Johannes 14, 15-19

 

 

Die Liebe Jesu

Der Evangelist spricht im Namen Jesu eine Gemeinde an, die Jesus lieb hat. Das ist das Wichtigste, was es über sie zu sagen gibt. Die Liebe zu Jesus ist ein Phaenomen, das durch alle Jahrhunderte hindurch bis hin zu uns geht. Mit ihm kann der Prediger rechnen. Ja, es gibt diese Liebe in der Form grosser Hochachtung z. T. sogar ausserhalb der Kirche (Schalom ben Chorin: „Bruder Jesus“; Jesus im Koran; M. Machovec: „Jesus fuer Atheisten“...). In seinem Evangelium zeigt Johannes, woher diese Liebe kommt und wohin sie zielt.

 

LXX Ps 44 (hebr. Bibel: Ps 45): „Von dem Geliebten (Gottes)

Im 45. Psalm, mit dessen Hilfe Johannes sein Bild von Jesus als Koenig der Wahrheit zeichnet, steht in der LXX als Ueberschrift: „Von dem Geliebten (Gottes). Also: Die Liebe zu Jesus hat ihren Ursprung in Gottes Liebe zu ihm und wendet sich von Jesus Gott zu und den Menschen: „Also hat Gott die Welt geliebt...“.

 

Als Geliebte Gottes: einander lieben – aber: zwei Probleme

Als Geliebte koennen und sollen die Nachfolger Jesu einander lieben.

Die so auf ihre vorhandene Liebe zu Jesus angesprochene Gemeinde hat jedoch zwei Probleme, die im Predigttext sichtbar werden:

*   Sie weiss nicht, wie ihr Verhaeltnis zur jüdischen Gemeinde in Zukunft ist, nachdem jüdische Autoritaeten Jesus um das Jahr 90 ablehnen und die Anhaenger Jesu aus dem Synagogenverband ausgeschlossen haben: Soll das jüdische Gesetz mit seinen 613 Ge- und Verboten auch von Christen praktiziert werden?

*   Bei manchen Christen schleicht sich das Gefühl im Angesicht der Verfolgung und Ablehnung ihres Glaubens ein, dass sie Waisen sind – ohne Ansprechpartner, ohne Fürsorge, dazu der Verlust des sozialen Umfeldes. Das Problem der Theodizee taucht in der Form der „Jesudizee“ auf – vgl. zu beidem in unserer Zeit Beckett: „Warten auf Godot“, Borchert „Draussen vor der Tür“; Louis Armstrong „Sometimes I feel like a motherless child.

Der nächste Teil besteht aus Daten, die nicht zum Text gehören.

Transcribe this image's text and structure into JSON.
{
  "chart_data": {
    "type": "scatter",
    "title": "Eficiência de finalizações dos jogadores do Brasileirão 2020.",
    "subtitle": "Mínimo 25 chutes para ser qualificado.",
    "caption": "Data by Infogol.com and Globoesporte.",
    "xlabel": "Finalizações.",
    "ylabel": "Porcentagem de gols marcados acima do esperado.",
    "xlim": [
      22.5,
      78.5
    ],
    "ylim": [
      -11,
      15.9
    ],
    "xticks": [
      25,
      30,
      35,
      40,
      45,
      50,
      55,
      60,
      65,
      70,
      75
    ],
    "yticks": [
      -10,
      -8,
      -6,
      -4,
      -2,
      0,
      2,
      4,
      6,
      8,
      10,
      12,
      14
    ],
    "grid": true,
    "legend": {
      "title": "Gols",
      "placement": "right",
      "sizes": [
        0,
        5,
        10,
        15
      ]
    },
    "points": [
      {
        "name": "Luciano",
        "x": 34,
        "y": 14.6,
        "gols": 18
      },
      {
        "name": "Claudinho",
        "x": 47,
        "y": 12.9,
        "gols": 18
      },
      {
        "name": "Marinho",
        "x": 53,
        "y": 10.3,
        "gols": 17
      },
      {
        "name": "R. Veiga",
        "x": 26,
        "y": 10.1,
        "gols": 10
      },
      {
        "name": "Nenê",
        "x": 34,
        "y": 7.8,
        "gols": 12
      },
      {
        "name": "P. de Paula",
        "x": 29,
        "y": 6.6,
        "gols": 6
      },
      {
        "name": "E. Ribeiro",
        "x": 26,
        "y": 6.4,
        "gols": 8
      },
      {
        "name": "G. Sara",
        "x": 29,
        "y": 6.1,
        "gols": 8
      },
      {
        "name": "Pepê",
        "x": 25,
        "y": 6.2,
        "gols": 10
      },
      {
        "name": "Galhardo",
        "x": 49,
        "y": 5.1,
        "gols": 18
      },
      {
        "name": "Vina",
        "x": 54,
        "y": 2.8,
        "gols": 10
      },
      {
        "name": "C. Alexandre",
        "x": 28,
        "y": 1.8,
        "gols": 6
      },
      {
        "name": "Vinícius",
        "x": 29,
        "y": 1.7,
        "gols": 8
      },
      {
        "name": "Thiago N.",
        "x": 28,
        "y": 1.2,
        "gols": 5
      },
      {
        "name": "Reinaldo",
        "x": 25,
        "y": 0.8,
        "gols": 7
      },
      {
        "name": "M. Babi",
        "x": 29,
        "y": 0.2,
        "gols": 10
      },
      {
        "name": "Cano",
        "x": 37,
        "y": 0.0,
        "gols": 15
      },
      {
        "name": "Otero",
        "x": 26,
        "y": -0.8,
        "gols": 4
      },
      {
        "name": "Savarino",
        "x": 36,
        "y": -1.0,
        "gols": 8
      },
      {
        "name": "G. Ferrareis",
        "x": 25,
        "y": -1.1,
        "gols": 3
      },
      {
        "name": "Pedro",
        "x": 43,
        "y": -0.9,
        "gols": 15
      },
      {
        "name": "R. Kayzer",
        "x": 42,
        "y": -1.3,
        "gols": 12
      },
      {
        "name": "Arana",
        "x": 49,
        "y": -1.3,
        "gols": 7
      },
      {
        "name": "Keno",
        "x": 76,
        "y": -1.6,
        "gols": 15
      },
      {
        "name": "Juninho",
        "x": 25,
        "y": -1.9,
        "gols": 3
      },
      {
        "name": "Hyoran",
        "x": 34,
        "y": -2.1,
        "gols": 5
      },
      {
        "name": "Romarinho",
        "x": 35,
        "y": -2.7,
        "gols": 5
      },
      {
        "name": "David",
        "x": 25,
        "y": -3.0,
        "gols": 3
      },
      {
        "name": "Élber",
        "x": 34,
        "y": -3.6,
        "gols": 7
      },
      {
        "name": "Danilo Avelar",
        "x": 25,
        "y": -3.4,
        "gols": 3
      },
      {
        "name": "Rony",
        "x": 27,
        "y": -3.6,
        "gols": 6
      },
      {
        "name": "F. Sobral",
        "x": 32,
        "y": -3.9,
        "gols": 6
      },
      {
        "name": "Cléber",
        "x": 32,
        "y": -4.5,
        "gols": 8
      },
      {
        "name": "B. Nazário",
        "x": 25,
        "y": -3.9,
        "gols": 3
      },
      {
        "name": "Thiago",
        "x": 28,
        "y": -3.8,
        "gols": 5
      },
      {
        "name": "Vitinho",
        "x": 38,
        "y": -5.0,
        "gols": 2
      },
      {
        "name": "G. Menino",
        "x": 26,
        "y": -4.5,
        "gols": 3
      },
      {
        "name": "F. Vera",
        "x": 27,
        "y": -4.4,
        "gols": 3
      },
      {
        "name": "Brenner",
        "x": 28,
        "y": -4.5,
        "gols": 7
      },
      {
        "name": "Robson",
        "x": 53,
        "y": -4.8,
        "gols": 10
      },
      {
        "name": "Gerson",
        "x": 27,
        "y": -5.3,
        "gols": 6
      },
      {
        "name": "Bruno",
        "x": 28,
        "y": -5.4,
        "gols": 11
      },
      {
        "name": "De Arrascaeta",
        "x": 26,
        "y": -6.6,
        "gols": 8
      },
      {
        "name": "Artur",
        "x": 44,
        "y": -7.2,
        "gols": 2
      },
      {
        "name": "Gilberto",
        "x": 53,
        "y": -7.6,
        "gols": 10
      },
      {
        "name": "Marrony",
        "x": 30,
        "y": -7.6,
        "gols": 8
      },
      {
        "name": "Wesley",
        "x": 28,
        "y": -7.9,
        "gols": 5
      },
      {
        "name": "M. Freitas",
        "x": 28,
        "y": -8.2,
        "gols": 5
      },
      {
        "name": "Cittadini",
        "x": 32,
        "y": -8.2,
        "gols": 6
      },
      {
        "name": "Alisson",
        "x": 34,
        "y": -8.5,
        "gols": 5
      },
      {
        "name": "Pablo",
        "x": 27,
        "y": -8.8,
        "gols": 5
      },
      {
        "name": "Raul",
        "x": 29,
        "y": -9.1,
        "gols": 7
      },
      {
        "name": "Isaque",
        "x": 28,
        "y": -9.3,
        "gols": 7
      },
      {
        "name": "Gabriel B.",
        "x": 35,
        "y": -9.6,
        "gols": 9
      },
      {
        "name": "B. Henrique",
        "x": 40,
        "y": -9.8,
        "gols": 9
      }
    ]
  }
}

Der beim ersten Lesen so sproede erscheinende Predigttext kann einer Gemeinde von heute sehr nahe kommen.

 

Wie geht Jesus den mit Problemen beladenen Christen entgegen?

Wie geht der Jesus der Abschiedsreden mit Menschen, die ihn lieben und die dann von ihren Problemen sprechen, die diese Liebe bedrohen, entgegen?

 

Statt Gesetzeskodex mit vielen Geboten: Ein einziges Gebot

Er spricht von „seinen Geboten“, die gehalten werden sollen, spricht von dem einen neuen Gebot. So entlastet er die Gemeinde vom Gesetzeskodex der 613 Ge- und Verbote und zugleich kann sie das neue Gebot übernehmen, das aus der Liebe Gottes in Jesus erwaechst und sie kann deswegen dem Gesetz staatlicher oder religioeser Autoritaeten, wenn notwendig, entgegenstehen.

 

Der Geist der Wahrheit ermoeglicht Widerstand

Neben den „Geboten“ von 14,15 steht der Geist der Wahrheit von 14,17, der diesen Widerstand ermoeglicht. Der Geist der Wahrheit laesst jeweils in aktueller Situation das Gebot der Liebe entstehen. Jesus verheisst diesen Geist und antwortet damit einer Gemeinde, die in der Gefahr steht, die Liebe Jesu in alter Gesetzlichkeit erstarren zu lassen. Jesus verheisst den bleibenden Geist, der den Waisen wieder Eltern gibt und Ansprechpartner und Fürsorger und Rechtsbeistand.

 

Der Geist als aufleuchtende Begegnung

Bleibender Geist aber nicht als Besitz, sondern als immer wieder geschehende aufleuchtende Begegnung mit dem liebenden Jesus (14,21). In ihr entsteht das Jesusbild („Ihr aber werdet mich sehen“), das in vielerlei Form in uns und um uns lebendig ist als Zeichen der Liebe Gottes.